Flankiert von zwei Flaggen, steht die Bronzestatue Jewgenij Prigoschins auf dessen Grab auf dem Porochowskoje-Friedhof am nordöstlichen Stadtrand von Sankt Petersburg. Links hängt schlaff die schwarze Fahne von Prigoschins Wagner-Miliz, rechts Russlands Trikolore. Auf der Böschung, wenige Meter oberhalb des Grabes, braust der Verkehr stadtauswärts.
Der Bronze-Prigoschin in Jacke mit hochstehendem Kragen und drei Orden an der Brust hat die linke Hand vorgestreckt, als wollte er etwas erklären oder jemanden auffordern, sich ihm anzuschließen. Zum Beispiel Häftlinge. Prigoschin warb sie von Sommer 2022 bis Anfang 2023 auch persönlich an, machte erst im Zuge dieser Rekrutierungen seine Rolle als Chef der Wagner-Miliz öffentlich. Ohne Präsident Wladimir Putins Mitwirkung unter anderem an Begnadigungen der Sträflinge wäre diese Aktion nicht möglich gewesen.
Doch brachten Wagners wachsendes Gewicht und der persönliche Ehrgeiz Prigoschin zusehends in Konflikt mit dem Militär, das die Häftlinge schließlich nur noch selbst anwarb. Der Konflikt gipfelte in Prigoschins kurzem Aufstand im Juni 2023; sein Tod bei einem Flugzeugabsturz nahe Moskau zwei Monate später folgte.
Formal wird in dieser Sache noch ermittelt, aber von Ergebnissen ist nichts bekannt. Inoffiziell maßgeblich ist die vor bald einem Jahr von Putin verbreitete Version, es habe keine „äußere Einwirkung“ auf das Privatflugzeug gegeben; vielmehr habe man in den Leichnamen der insgesamt zehn Todesopfer „Handgranatenfragmente“ und bei einer Razzia „im Unternehmen“ Prigoschins „fünf Kilogramm Kokain“ gefunden. Das soll heißen, der „talentierte Geschäftsmann“, wie Putin Prigoschin kurz nach dem Absturz genannt hatte, und seine Männer hätten sich berauscht selbst in die Luft gesprengt. Dabei habe, schrieb der in Sicherheitskreise vernetzte Telegram-Kanal WTschK-OGPU, kein einziger der Leichname Spuren von Rauschgift oder Alkohol aufgewiesen. Das Flugzeug sei durch eine „schwache“ Explosion irreparabel beschädigt worden und noch sechs Kilometer weit geflogen, wobei Telekommunikationsnetze gestört worden seien, um jede Kommunikation der Insassen unmöglich zu machen.

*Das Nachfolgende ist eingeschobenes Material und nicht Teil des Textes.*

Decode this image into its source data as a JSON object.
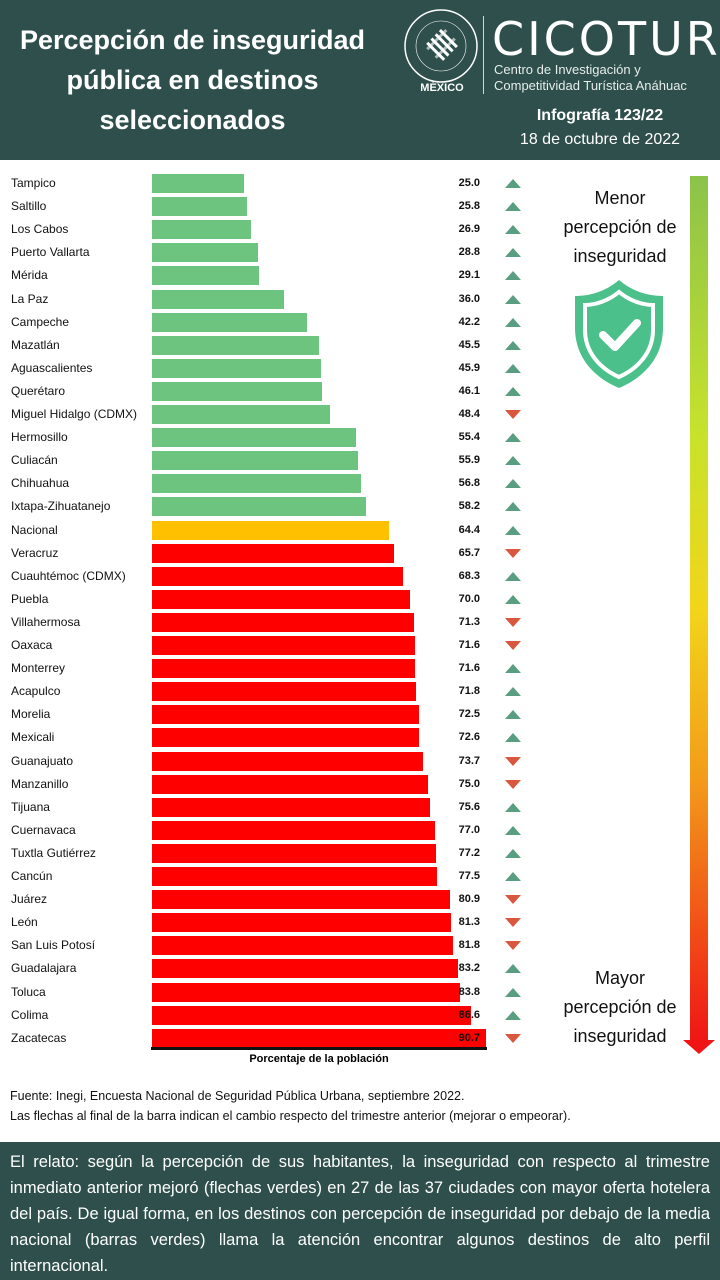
{
  "header": {
    "title": "Percepción de inseguridad pública en destinos seleccionados",
    "university_seal": "Universidad Anáhuac · Vince in Bono Malum",
    "university_country": "MÉXICO",
    "brand": "CICOTUR",
    "brand_subtitle_1": "Centro de Investigación y",
    "brand_subtitle_2": "Competitividad Turística Anáhuac",
    "infographic": "Infografía 123/22",
    "date": "18 de octubre de 2022"
  },
  "chart_data": {
    "type": "bar",
    "orientation": "horizontal",
    "xlabel": "Porcentaje de la población",
    "xlim": [
      0,
      91
    ],
    "colors": {
      "below_national": "#6cc47e",
      "national": "#ffc000",
      "above_national": "#ff0000",
      "arrow_up": "#5a9e82",
      "arrow_down": "#d9573f"
    },
    "categories": [
      "Tampico",
      "Saltillo",
      "Los Cabos",
      "Puerto Vallarta",
      "Mérida",
      "La Paz",
      "Campeche",
      "Mazatlán",
      "Aguascalientes",
      "Querétaro",
      "Miguel Hidalgo (CDMX)",
      "Hermosillo",
      "Culiacán",
      "Chihuahua",
      "Ixtapa-Zihuatanejo",
      "Nacional",
      "Veracruz",
      "Cuauhtémoc (CDMX)",
      "Puebla",
      "Villahermosa",
      "Oaxaca",
      "Monterrey",
      "Acapulco",
      "Morelia",
      "Mexicali",
      "Guanajuato",
      "Manzanillo",
      "Tijuana",
      "Cuernavaca",
      "Tuxtla Gutiérrez",
      "Cancún",
      "Juárez",
      "León",
      "San Luis Potosí",
      "Guadalajara",
      "Toluca",
      "Colima",
      "Zacatecas"
    ],
    "values": [
      25.0,
      25.8,
      26.9,
      28.8,
      29.1,
      36.0,
      42.2,
      45.5,
      45.9,
      46.1,
      48.4,
      55.4,
      55.9,
      56.8,
      58.2,
      64.4,
      65.7,
      68.3,
      70.0,
      71.3,
      71.6,
      71.6,
      71.8,
      72.5,
      72.6,
      73.7,
      75.0,
      75.6,
      77.0,
      77.2,
      77.5,
      80.9,
      81.3,
      81.8,
      83.2,
      83.8,
      86.6,
      90.7
    ],
    "labels": [
      "25.0",
      "25.8",
      "26.9",
      "28.8",
      "29.1",
      "36.0",
      "42.2",
      "45.5",
      "45.9",
      "46.1",
      "48.4",
      "55.4",
      "55.9",
      "56.8",
      "58.2",
      "64.4",
      "65.7",
      "68.3",
      "70.0",
      "71.3",
      "71.6",
      "71.6",
      "71.8",
      "72.5",
      "72.6",
      "73.7",
      "75.0",
      "75.6",
      "77.0",
      "77.2",
      "77.5",
      "80.9",
      "81.3",
      "81.8",
      "83.2",
      "83.8",
      "86.6",
      "90.7"
    ],
    "trend": [
      "up",
      "up",
      "up",
      "up",
      "up",
      "up",
      "up",
      "up",
      "up",
      "up",
      "down",
      "up",
      "up",
      "up",
      "up",
      "up",
      "down",
      "up",
      "up",
      "down",
      "down",
      "up",
      "up",
      "up",
      "up",
      "down",
      "down",
      "up",
      "up",
      "up",
      "up",
      "down",
      "down",
      "down",
      "up",
      "up",
      "up",
      "down"
    ]
  },
  "legend": {
    "top_1": "Menor",
    "top_2": "percepción de",
    "top_3": "inseguridad",
    "bottom_1": "Mayor",
    "bottom_2": "percepción de",
    "bottom_3": "inseguridad",
    "icon": "shield-check-icon"
  },
  "source": {
    "line1": "Fuente: Inegi,  Encuesta Nacional de Seguridad Pública Urbana, septiembre 2022.",
    "line2": "Las flechas al final de la barra indican  el cambio respecto del trimestre anterior (mejorar o empeorar)."
  },
  "story": "El relato: según la percepción de sus habitantes, la inseguridad con respecto al trimestre inmediato anterior mejoró (flechas verdes) en 27 de las 37 ciudades con mayor oferta hotelera del país. De igual forma, en los destinos con percepción de inseguridad por debajo de la media nacional (barras verdes) llama la atención encontrar algunos destinos de alto perfil internacional."
}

Warum Prigoschin trotzdem als Held verehrt werden kann
Putin hat aber konzediert, dass Prigoschin, der „im Leben ernste Fehler gemacht“, doch „Ergebnisse geliefert“ habe, „für sich selbst und, als ich ihn darum bat, für die gemeinsame Sache“. So bleibt die Heldenverehrung des Aufrührers in Russland statthaft. Die neue Bronzestatue hat ein Holzkreuz ersetzt, kurz bevor Prigoschin am 1. Juni 63 Jahre alt geworden wäre.
Sie zeigt „Putins Koch“, der als Petersburger Gastronom und mit Verpflegungsaufträgen für die Armee, Schulen und Kindergärten reich wurde, als „Bürger“, „Patrioten“ und „Helden Russlands“, wie der Bildhauer, Jaroslaw Barkow, dem Petersburger Newsportal Fontanka sagte; Prigoschins „Mama“ habe darauf bestanden, ihn so darzustellen. Die drei Orden auf der Bronzebrust zeigen Auszeichnungen durch Putin sowie die „Volksrepubliken“ von Donezk und Luhansk in der Ostukraine. Auf Wagner-Friedhöfen in der südwestrussischen Region Krasnodar und im Gebiet von Samara an der Wolga sind Statuen von Prigoschin an der Seite des mit ihm zusammen abgestürzten Kommandeurs der Miliz, Dmitrij Utkin, aufgestellt worden, die beide in militärischer Kluft zeigen.
Ans Petersburger Grab kommen weiterhin Leute, die Blumen für Prigoschin niederlegen und Kerzen für ihn anzünden. Laut dem Wachmann eines privaten Dienstes mit Sonnenbrille, der hier aufpasst, sind es noch „etwa 40“ Menschen am Tag; mehr zu sagen erlaubten ihm seine Dienstvorschriften nicht, sagt der Mann.
Angriffe auf das Grab
Weiterhin glauben viele Russen, Prigoschin sei gar nicht tot, sondern untergetaucht, etwa irgendwo in Afrika. Insbesondere auf dem Kontinent ist Wagner weiterhin wie eine Marke präsent, auch wenn Russlands Militär die Söldneraktivitäten in Ländern wie Libyen, Mali und der Zentralafrikanischen Republik nun unter der Bezeichnung „Afrikakorps“ selbst führen soll.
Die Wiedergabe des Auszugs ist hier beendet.